Validation of CNN - ( Convolutional Neural Network in PyTorch )

Heading h2

Syntax

with torch.no_grad():
    correct = 0
    total = 0
    for images, labels in testloader:
        images, labels = images.to(device), labels.to(device)
        outputs = net(images)
        _, predicted = torch.max(outputs.data, 1)
        total += labels.size(0)
        correct += (predicted == labels).sum().item()

print('Accuracy of the network on the 10000 test images: %d %%' % (
    100 * correct / total))

Example

with torch.no_grad():
    correct = 0
    total = 0
    for images, labels in testloader:
        images, labels = images.to(device), labels.to(device)
        outputs = net(images)
        _, predicted = torch.max(outputs.data, 1)
        total += labels.size(0)
        correct += (predicted == labels).sum().item()

print('Accuracy of the network on the 10000 test images: %d %%' % (
    100 * correct / total))

Output

Accuracy of the network on the 10000 test images: 71 %

Explanation

Validation is essential to evaluate the performance of a trained convolutional neural network. In this syntax, we are evaluating the model accuracy on the test data.

The testloader contains the test data and labels. We need to pass images and labels through the network and get the output using net(images).

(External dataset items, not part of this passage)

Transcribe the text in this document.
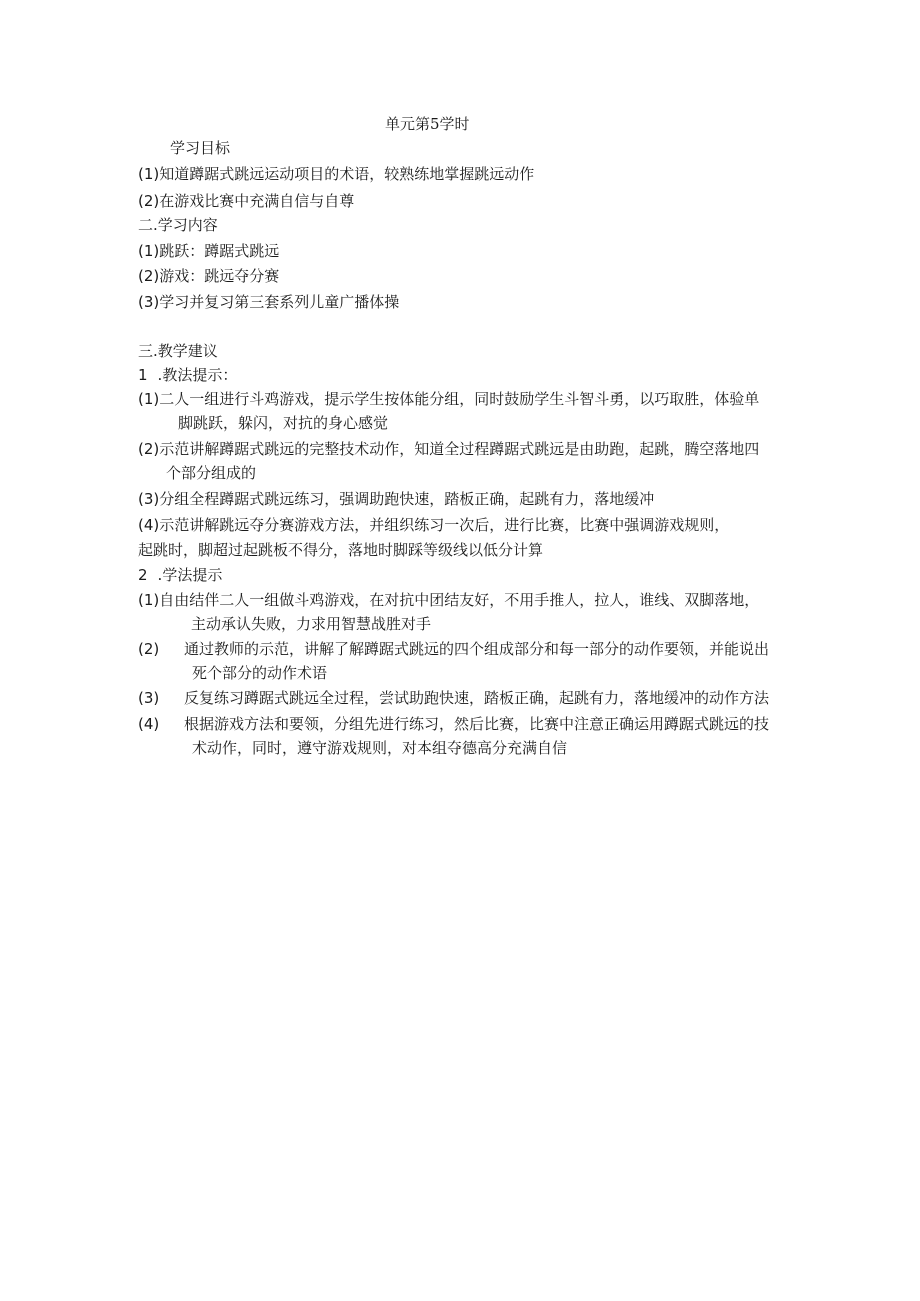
单元第5学时
学习目标
(1)知道蹲踞式跳远运动项目的术语，较熟练地掌握跳远动作
(2)在游戏比赛中充满自信与自尊
二.学习内容
(1)跳跃：蹲踞式跳远
(2)游戏：跳远夺分赛
(3)学习并复习第三套系列儿童广播体操
三.教学建议
1 .教法提示：
(1)二人一组进行斗鸡游戏，提示学生按体能分组，同时鼓励学生斗智斗勇，以巧取胜，体验单
脚跳跃，躲闪，对抗的身心感觉
(2)示范讲解蹲踞式跳远的完整技术动作，知道全过程蹲踞式跳远是由助跑，起跳，腾空落地四
个部分组成的
(3)分组全程蹲踞式跳远练习，强调助跑快速，踏板正确，起跳有力，落地缓冲
(4)示范讲解跳远夺分赛游戏方法，并组织练习一次后，进行比赛，比赛中强调游戏规则，
起跳时，脚超过起跳板不得分，落地时脚踩等级线以低分计算
2 .学法提示
(1)自由结伴二人一组做斗鸡游戏，在对抗中团结友好，不用手推人，拉人，谁线、双脚落地，
主动承认失败，力求用智慧战胜对手
(2) 通过教师的示范，讲解了解蹲踞式跳远的四个组成部分和每一部分的动作要领，并能说出
死个部分的动作术语
(3) 反复练习蹲踞式跳远全过程，尝试助跑快速，踏板正确，起跳有力，落地缓冲的动作方法
(4) 根据游戏方法和要领，分组先进行练习，然后比赛，比赛中注意正确运用蹲踞式跳远的技
术动作，同时，遵守游戏规则，对本组夺德高分充满自信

After getting the output for the images, we need to find the predicted class using torch.max(outputs.data, 1). torch.max returns the maximum value and corresponding index along the specified axis.

Now, we need to compare the predicted class with the actual class and calculate the number of correct predictions using (predicted == labels).sum().item(). This will give us the count of correctly classified images.

We repeat this process for all images present in the test data. Finally, we calculate the accuracy of the model using 100 * correct / total formula.

Use

Validation helps in measuring the accuracy of a trained convolutional neural network. After training the model, we use validation data to compute accuracy, loss, and other metrics.

It also helps in detecting overfitting and underfitting. We need to ensure that the accuracy of the model on the test data is acceptable and that the model is not overfitting to the training data.

Important Points

• Validation is needed to test the accuracy of a trained convolutional neural network.
• The testloader contains the test data and labels.
• We calculate the accuracy of the model using 100 * correct / total formula.
• The validation process helps us to detect overfitting and underfitting.

Summary

In summary, validation is crucial to evaluate the performance of a trained convolutional neural network. We validate the model by passing test data and labels through the network and finding the predicted class for each image.

We then calculate the accuracy of the model to ensure that it is not overfitting to the training data. This process also helps us to detect overfitting and underfitting in the model.